When deploying applications, is always desired to have full control over given resources, likely we would like to have this application isolated as much as possible, Containers is the concept of package an application with it entire runtime environment in an isolated way.
In order to accomplish this, from an operating system level, Linux provide us with two features that lead to implement the concept of containers: cgroups and namespaces.

  • cgroups (control goups) allow us to limit the resource usage for one or more processes, so you can define how much CPU or memory a program(s) might use when running.
  • on the other hand namespaces (associated to users and groups) allow us to define restricted access to specific resources such as mount points, network devices and IPC within others.

For short, if you like programming, you can implement your own containers with a few system calls. Since this could be a tedious work from an operability perspective, there are libraries and services that abstract the whole details and let you focus on what really matters: deployment and monitoring.

So, what is the difference between a Linux Container and, for example a virtual machine?

A container aims to be a granular unit of an application and its dependencies, it's one or a group of processes. A Virtual Machine runs a whole Operating System which you might guess should be a bit heavy.

So, if we ought to define some advantages of containers versus virtualization, could you tell us a couple of advantages and disadvantages of both?

There're many differences… pros and cons, so taking into account our Cloud world-environment when you need to deploy applications at scale (and many times just on-demand), containers provide you the best choice, deploy a container just takes a small fraction of a second, while deploying a Virtual Machine may take a few seconds and a bunch of resources that most likely will be wasted.
(post-ads)

Due to the opportunities it brings, there are some container projects and solutions out there such as LXC, LXD or LXCFS. Could you share with us what is the difference between them? Do you have one you consider your main choice and why?

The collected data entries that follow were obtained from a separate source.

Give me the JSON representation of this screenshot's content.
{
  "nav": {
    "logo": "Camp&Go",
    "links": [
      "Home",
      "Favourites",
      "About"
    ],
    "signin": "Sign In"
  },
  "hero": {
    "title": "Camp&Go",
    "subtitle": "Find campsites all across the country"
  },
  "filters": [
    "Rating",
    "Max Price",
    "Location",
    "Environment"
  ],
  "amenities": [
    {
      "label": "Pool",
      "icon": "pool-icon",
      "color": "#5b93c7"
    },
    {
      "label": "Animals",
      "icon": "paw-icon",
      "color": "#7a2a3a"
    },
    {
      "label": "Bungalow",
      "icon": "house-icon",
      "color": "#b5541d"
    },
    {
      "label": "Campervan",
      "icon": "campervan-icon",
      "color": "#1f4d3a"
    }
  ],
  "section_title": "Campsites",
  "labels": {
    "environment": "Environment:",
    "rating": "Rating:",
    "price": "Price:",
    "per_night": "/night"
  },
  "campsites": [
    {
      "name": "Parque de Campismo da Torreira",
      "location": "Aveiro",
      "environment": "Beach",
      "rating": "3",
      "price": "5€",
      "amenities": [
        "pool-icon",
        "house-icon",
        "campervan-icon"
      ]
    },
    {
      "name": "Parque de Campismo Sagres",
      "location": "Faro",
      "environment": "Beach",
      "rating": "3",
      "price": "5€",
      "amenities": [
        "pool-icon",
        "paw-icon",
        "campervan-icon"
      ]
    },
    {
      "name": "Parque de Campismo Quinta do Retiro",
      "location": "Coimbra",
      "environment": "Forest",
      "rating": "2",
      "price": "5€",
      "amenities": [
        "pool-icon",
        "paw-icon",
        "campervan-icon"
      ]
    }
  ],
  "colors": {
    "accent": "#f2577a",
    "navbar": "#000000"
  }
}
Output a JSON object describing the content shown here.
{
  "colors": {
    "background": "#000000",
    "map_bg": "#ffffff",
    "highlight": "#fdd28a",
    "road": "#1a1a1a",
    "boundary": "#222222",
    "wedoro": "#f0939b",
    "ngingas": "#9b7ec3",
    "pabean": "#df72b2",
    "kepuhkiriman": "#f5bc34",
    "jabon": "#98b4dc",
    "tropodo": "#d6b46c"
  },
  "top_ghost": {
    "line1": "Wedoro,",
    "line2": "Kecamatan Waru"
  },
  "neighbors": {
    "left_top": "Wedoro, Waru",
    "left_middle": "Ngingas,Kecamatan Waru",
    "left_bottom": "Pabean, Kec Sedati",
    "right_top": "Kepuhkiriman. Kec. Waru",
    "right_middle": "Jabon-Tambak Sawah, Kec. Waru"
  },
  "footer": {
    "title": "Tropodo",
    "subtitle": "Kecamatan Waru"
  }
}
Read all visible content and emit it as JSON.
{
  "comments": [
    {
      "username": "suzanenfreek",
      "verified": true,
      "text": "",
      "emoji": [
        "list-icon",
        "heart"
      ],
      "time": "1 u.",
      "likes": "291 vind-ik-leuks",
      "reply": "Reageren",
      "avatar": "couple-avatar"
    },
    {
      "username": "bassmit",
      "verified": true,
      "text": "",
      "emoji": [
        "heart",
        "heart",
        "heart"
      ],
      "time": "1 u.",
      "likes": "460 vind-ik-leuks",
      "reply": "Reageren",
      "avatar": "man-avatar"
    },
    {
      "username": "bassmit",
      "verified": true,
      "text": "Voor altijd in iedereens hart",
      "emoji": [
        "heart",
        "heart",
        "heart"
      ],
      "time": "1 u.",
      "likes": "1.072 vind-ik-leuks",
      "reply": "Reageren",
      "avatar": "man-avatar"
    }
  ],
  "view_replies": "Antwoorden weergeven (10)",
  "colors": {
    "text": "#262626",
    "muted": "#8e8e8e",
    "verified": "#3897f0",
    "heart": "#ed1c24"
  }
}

Having the technology to implement containers is the first step, but as I said before, not everybody would like to play with system calls, instead different technologies exists to create and manage containers. LXC and LXD provide the next level of abstraction to manage containers, LXCFS is a user-space file system for containers (works on top of Fuse).
Since I don't play with containers at low level, I don't have a strong preference.

And what about solutions such as Docker, CoreOS or Vagrant? Any take on them?

Docker is the big player nowadays, it provide good security and mechanisms to manage/deploy containers. CoreOS have a prominent container engine caller Rocket (rkt), I have not used it but it looks promising in terms of design and implementation, orchestration services like Kubernetes are already providing support for it.

You are also working on a quite interesting project called Fluent-Bit. What is the project about?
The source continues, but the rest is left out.